I’ve been married for just over 3 years. After 2 years, my wife elected to quit her job, liquidate her retirement account, and go back to school for a graduate degree - AGAINST my advice. She was earning $68,000 at the time and me, mid-80’s. We had an argument recently, and she began to destroy personal property in our home. I restrained her, thinking it was the right thing to do, and then called 911. I was then arrested for assault on a female and was also served with a restraining order after spending 2 nights in jail. We are now separated, but not formally (no written agreement). I agreed to pay her $5000 cash to get her to move out of my house (I’m the sole owner, besides the bank) even though she had her own apt. in the town where she was going to school. Today, I got a deferred prosecution on the assault charge (1 yr. unsupervised probation, counseling, etc). Her atty told my atty that now she is entitled to 1/2 of all my retirement contributions over the 3 year period, or over $20,000, and insisted that I pay $1,500 immediately, which I did. I realize that divorce law allows for this, but are there mitigating circumstances in my case, based on the history and facts?
Some additional facts:
Her name is not any of my property, and she owns her own rental house, valued less than mine, but we both had our homes before we got married. We both have our own separate mortgages.

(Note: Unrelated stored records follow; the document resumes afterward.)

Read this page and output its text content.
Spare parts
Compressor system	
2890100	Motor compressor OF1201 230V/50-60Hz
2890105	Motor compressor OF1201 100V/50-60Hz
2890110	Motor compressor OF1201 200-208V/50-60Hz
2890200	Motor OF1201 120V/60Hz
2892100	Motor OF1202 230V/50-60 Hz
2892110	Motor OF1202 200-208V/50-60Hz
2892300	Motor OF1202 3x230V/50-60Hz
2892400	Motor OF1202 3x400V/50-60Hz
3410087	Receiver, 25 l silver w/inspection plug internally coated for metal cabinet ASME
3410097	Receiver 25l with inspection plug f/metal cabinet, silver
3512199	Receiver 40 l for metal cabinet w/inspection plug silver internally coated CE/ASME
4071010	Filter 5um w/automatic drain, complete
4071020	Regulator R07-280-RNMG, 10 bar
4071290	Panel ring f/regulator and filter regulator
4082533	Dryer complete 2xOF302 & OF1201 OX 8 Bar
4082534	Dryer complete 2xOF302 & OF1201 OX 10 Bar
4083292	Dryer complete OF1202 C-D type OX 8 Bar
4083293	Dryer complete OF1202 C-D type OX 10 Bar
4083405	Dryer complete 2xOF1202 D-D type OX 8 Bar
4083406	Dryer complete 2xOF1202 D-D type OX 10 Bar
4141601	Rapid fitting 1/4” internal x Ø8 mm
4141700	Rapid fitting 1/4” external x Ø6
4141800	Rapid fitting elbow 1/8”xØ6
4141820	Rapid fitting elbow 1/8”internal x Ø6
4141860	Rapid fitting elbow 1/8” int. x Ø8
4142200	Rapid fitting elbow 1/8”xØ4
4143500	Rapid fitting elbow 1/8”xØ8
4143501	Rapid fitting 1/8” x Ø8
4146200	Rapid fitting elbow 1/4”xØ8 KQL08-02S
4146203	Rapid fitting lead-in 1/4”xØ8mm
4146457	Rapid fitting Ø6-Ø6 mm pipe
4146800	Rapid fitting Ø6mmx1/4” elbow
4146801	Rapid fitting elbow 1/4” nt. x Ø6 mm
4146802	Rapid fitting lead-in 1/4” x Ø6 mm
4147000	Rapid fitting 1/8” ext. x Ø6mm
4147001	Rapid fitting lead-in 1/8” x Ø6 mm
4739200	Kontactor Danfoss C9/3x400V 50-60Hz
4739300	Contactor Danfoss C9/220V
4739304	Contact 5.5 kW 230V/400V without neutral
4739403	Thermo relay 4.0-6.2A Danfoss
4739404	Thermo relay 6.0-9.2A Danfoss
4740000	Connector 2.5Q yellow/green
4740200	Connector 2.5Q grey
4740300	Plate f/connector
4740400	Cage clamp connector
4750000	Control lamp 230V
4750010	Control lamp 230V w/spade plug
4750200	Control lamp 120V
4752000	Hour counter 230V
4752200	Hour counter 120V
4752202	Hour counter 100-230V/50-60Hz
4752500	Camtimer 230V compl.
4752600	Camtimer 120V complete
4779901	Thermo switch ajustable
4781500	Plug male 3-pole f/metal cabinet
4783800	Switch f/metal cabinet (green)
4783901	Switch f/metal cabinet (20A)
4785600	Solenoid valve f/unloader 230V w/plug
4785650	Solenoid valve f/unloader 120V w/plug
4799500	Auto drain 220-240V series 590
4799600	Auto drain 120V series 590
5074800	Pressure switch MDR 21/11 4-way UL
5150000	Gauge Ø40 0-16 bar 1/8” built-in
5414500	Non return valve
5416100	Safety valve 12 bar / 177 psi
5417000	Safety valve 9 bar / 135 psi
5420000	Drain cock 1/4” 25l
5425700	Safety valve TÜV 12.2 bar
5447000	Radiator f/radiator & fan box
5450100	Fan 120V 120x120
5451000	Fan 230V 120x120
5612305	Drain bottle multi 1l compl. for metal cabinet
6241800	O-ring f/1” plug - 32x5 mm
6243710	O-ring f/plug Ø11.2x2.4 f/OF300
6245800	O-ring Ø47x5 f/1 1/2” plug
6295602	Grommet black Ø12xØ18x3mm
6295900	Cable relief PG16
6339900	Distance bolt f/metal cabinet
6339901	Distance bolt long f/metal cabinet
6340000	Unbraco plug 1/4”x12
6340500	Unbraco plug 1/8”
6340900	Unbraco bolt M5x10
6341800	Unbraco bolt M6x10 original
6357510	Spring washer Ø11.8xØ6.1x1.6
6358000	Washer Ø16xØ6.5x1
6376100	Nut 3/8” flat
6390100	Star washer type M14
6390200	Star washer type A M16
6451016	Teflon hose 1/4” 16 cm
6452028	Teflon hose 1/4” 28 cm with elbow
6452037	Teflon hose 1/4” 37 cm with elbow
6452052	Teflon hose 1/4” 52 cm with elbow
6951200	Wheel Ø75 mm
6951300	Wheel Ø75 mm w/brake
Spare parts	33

We have no prenup. and no children.
She bought a new car during our marriage. I spent almost the same amount on home improvements.
All of our accounts and property are separate.
I was not interested in ending the marriage before this happened (the incident where I restrained her and called 911), and was ready and willing to resume our marital counseling, which we’d already initiated. There was absolutely no prior history of abuse or infidelity. She made it clear that if we did get separated, before all this happened, that she wanted me to support her through school, but when she actually chose to quit her job, she insisted that she could do it without my support, and so I didn’t offer it, other than to eliminate her share of monthly expenses… so I did support her to that extent. She liquidated her retirement account (abt. $30K), got student loans and a teachers assistant job and was planning on getting through school without my financial support.
I suppose the assault charge allows her to abandon the marriage AND get alimony? Had it not been for that, and she left the marriage, she wouldn’t be entitled to anything right? Not that I wouldn’t be willing to offer something, but what is fair and reasonable under these circumstances?
My atty says that her’s is willing to settle out of court, but that I’m still probably looking at $20K to settle the entire matter, or in the neighborhood of 2K/mo for a year. Is this reasonable from a NC Marital law perspective, given all the facts, or do I have grounds to contest? Based on everything we had agreed upon and done, this feels like a raw and very unfair money grab. If I’m not mistaken, the entire thing stems from my decision to physically try to stop her in the middle of a violent and drunken rampage.
Not sure how I never responded to the initial post, but if the spousal support is being paid pursuant to a court order, it is tax-deductible.
As for the follow up question, there are a lot of facts provided that would require an in depth analysis of the finances of the parties to determine what an equitable division of the assets would be. Additionally, I would need to know more about the supporting v. dependent nature of the relationship to accurately assess the claim for alimony.
Since you have an attorney, I would defer to his or her recommendations as he/she is more familiar with all of the facts.